# Networked Programs II

## Retrieving web pages with urllib

In 9.2 Interest, I used the manual way to send and receive data over HTTP using socket module. The codes was not intuitive due to HTTP protocol and parsing data needed extra steps to clean up the data. There is a standard library named urllib makes it easy to retrieve data from the web. Since urllib handles a web page like a file, it will take care of HTTP protocol and cleansing up header details. The code using urllib becomes much simpler and easier to read.


In [37]:
import urllib.request as request

res = request.urlopen('http://data.pr4e.org/romeo.txt')
for line in res:
    print(line)

b'But soft what light through yonder window breaks\n'
b'It is the east and Juliet is the sun\n'
b'Arise fair sun and kill the envious moon\n'
b'Who is already sick and pale with grief\n'


We can use read() method to retrieve all lines in one string. 

In [38]:
res = request.urlopen('http://data.pr4e.org/romeo.txt')
print(res.read())

b'But soft what light through yonder window breaks\nIt is the east and Juliet is the sun\nArise fair sun and kill the envious moon\nWho is already sick and pale with grief\n'


We can use readline() method to read one line by line. Every time we execute readline(), the program will return the next line. Once it returns all lines, then it will return an empty string thereafter.

In [39]:
res = request.urlopen('http://data.pr4e.org/romeo.txt')
print(res.readline())
print(res.readline())
print(res.readline())
print(res.readline())
print(res.readline())

b'But soft what light through yonder window breaks\n'
b'It is the east and Juliet is the sun\n'
b'Arise fair sun and kill the envious moon\n'
b'Who is already sick and pale with grief\n'
b''


We can use readlines() method to retrieve all lines in one `list` data type. 

In [40]:
import urllib.request as request
res = request.urlopen('http://data.pr4e.org/romeo.txt')
print(res.readlines())


[b'But soft what light through yonder window breaks\n', b'It is the east and Juliet is the sun\n', b'Arise fair sun and kill the envious moon\n', b'Who is already sick and pale with grief\n']

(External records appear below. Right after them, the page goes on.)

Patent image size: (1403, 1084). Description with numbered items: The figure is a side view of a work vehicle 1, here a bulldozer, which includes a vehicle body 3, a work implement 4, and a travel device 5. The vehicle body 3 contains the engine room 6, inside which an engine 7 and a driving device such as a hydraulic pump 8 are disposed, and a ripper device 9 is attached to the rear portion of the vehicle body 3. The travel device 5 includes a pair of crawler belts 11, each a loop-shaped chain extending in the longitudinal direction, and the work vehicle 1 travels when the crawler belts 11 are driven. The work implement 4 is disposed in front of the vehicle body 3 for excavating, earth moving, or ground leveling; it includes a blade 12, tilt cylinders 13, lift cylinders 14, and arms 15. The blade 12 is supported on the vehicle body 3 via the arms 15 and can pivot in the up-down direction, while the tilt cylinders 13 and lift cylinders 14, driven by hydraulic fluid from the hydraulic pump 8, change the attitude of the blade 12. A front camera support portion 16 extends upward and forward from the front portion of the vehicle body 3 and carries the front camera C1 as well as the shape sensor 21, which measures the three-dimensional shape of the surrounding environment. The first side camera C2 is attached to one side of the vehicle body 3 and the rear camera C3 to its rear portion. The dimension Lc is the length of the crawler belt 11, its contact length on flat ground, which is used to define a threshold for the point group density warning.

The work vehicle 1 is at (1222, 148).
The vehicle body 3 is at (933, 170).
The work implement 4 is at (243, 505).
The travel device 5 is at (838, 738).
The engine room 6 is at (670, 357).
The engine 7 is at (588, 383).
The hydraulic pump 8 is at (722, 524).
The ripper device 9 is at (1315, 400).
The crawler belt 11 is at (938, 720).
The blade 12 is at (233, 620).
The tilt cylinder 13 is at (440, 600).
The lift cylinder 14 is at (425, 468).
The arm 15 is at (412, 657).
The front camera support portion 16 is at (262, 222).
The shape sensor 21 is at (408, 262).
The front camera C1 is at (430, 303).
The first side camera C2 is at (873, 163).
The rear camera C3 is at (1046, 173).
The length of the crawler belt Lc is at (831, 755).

In order to parse only strings, we can use decode() method to parse only string. strip() method is used to remove extra lines between strings.

In [41]:
import urllib.request as request
res = request.urlopen('http://data.pr4e.org/romeo.txt')
for line in res:
    print(line.decode().strip())


But soft what light through yonder window breaks
It is the east and Juliet is the sun
Arise fair sun and kill the envious moon
Who is already sick and pale with grief


## Reading binary files using urllib

Similarly, urllib can be used to retrieve a JPG file as well as other image and video files. We can open the URL, retrieve data using read() method, and write to a file.

In [42]:
res = request.urlopen('http://data.pr4e.org/cover3.jpg')
image = res.read()
file = open('cover3.jpg', 'wb')
file.write(image)
file.close()


## Web Scraping

Basically, web scraper would do following tasks:

- Retrieving HTML data from a domain name
- Parsing that data for target information
- Storing the target information
- Moving to another web page to repeat the process 

Instead of retrieving files, we can download the data from the web page as HTML format
 

In [43]:
from urllib.request import urlopen
web_link = 'https://openweathermap.org/'
html = urlopen(web_link)
print(html.read(50))

b"<!DOCTYPE html>\n<html lang='en'>\n    <head>\n      "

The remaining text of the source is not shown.